Sweet Spot! Oklahoma Girl Scout Sets Cookie Sales Record
Tuesday, March 25th, 2014March 25, 2014
Katie Francis, an 11-year-old Girl Scout from Oklahoma City, has smashed the national record for cookie sales by peddling 18,107 boxes of the tasty treats. The previous record–18,000–was set in 1985 by Elizabeth Brinton of Virginia. Thanks to her sales abilities, Katie, a sixth-grader at Hefner Middle School, also cinched a second consecutive title for most cookies sold in a state. And she’s not done. Katie broke the record on Sunday, March 23. But she aims to go higher yet. Because of the terrible weather this winter, cookie sales have been extended until March 30.

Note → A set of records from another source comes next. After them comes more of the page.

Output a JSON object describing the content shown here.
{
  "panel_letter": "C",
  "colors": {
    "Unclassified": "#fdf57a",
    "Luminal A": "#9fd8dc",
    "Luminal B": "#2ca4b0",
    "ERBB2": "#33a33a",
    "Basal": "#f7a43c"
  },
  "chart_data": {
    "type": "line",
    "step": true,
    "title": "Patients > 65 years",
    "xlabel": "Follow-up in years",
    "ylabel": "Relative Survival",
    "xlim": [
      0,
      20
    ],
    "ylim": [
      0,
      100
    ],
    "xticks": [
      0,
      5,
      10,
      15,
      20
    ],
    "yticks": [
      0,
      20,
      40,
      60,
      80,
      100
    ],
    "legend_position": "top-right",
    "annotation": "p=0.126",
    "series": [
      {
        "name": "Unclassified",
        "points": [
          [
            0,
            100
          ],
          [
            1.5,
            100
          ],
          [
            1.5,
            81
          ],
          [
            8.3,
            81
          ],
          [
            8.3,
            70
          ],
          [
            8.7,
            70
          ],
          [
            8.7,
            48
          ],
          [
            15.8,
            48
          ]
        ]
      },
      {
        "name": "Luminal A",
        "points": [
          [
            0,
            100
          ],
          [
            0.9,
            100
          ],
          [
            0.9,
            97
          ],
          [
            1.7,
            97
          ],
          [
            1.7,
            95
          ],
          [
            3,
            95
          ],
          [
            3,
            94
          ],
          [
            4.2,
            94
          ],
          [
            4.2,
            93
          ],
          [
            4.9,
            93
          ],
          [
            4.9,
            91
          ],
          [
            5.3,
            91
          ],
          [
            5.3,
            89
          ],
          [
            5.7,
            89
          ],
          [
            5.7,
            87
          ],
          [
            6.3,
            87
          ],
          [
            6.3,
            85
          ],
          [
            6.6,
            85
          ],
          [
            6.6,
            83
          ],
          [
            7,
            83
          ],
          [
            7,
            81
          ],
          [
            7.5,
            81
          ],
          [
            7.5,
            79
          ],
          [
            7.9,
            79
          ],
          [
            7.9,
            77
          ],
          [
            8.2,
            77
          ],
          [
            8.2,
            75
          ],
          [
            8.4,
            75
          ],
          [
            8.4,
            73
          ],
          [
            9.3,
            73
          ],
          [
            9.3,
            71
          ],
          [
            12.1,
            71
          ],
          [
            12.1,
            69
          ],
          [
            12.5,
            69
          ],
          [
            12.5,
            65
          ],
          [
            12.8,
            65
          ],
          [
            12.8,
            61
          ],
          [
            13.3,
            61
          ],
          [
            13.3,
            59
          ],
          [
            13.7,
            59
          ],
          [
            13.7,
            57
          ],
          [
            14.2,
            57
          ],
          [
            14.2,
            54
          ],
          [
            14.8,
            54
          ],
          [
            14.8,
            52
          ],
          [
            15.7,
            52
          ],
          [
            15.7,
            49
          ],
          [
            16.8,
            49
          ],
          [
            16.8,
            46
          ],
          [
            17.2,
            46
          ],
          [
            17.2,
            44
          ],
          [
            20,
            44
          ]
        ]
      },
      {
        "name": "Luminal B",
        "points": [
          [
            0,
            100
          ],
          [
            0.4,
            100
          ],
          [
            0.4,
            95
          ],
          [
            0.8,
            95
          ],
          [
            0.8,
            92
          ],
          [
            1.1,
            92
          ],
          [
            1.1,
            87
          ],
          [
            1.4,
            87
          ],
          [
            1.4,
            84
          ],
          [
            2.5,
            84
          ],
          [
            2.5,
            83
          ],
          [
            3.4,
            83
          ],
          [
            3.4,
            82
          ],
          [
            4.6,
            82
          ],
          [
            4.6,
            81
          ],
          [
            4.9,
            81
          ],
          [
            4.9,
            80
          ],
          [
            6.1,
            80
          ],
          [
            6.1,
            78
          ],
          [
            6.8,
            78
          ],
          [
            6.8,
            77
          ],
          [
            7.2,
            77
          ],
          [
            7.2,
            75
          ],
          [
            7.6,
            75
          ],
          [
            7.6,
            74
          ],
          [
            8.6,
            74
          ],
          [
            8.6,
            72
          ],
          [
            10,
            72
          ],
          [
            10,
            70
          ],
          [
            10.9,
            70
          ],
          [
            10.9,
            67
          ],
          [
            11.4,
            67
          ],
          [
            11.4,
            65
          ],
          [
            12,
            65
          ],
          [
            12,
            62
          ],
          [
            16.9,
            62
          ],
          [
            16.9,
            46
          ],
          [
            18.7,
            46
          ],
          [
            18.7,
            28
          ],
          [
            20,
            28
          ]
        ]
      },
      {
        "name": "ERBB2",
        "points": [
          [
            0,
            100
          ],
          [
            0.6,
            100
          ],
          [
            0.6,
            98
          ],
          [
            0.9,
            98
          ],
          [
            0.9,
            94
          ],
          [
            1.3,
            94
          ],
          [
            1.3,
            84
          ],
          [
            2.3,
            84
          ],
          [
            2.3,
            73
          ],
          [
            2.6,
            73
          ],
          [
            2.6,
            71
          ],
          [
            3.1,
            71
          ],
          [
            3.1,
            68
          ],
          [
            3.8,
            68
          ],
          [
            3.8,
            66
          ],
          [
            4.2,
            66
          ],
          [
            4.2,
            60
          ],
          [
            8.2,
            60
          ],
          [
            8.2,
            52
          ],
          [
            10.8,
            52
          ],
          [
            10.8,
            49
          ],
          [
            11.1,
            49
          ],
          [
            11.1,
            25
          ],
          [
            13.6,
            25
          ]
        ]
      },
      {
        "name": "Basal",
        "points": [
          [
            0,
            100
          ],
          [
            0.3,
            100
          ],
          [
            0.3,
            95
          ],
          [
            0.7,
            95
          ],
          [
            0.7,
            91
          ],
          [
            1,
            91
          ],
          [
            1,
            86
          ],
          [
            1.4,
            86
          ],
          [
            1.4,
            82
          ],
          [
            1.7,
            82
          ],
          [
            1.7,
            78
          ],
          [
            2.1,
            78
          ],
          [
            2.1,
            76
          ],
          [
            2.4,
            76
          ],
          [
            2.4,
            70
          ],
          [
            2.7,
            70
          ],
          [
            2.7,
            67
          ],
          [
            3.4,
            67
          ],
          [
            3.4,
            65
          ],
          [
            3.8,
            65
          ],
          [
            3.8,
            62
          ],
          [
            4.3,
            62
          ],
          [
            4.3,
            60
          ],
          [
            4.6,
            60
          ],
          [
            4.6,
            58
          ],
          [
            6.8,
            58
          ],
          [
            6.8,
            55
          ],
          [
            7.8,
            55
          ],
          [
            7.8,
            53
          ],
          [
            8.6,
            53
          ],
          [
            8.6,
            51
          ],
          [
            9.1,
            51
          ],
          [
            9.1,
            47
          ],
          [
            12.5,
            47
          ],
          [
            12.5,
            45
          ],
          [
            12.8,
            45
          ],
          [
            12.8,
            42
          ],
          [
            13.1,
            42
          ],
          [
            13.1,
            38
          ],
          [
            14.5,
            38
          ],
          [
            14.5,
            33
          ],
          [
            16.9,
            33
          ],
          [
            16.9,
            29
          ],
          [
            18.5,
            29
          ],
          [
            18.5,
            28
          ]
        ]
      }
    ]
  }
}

The secret of her success, Katie told the Oklahoman newspaper was devoting a lot of time and commitment to the sale and asking everyone she meets to buy at least one box. Katie’s troop will receive a share of the profits from the sales, which they plan to donate to breast cancer research.
Selling cookies to fund troop activities began in Muskogee, Oklahoma in 1917, according the Girl Scouts of the USA website. Members of the Mistletoe Troop baked the cookies and sold them in their high school cafeteria as a service project. In July 1922, The American Girl magazine, published by Girl Scout national headquarters, included a cookie recipe that had been given to the 2,000 Girl Scouts in Chicago for a fund-raising project. The idea of cookie sales spread rapidly. In the 1920′s and 1930′s, the website relates, Girl Scouts in different parts of the country baked simple sugar cookies with their mothers. These cookies were packaged in wax paper bags, sealed with a sticker, and sold door to door for 25 to 35 cents per dozen.
Nearly all of the cookies are sold door-to-door or at booths set up at train stations, malls, or other public sites, a selling technique pioneered by Elizabeth Brinton. This year, however, Girl Scout councils in Houston, Texas, and Minneapolis, Minnesota have been testing the idea of selling cookies online and from mobile handheld devices.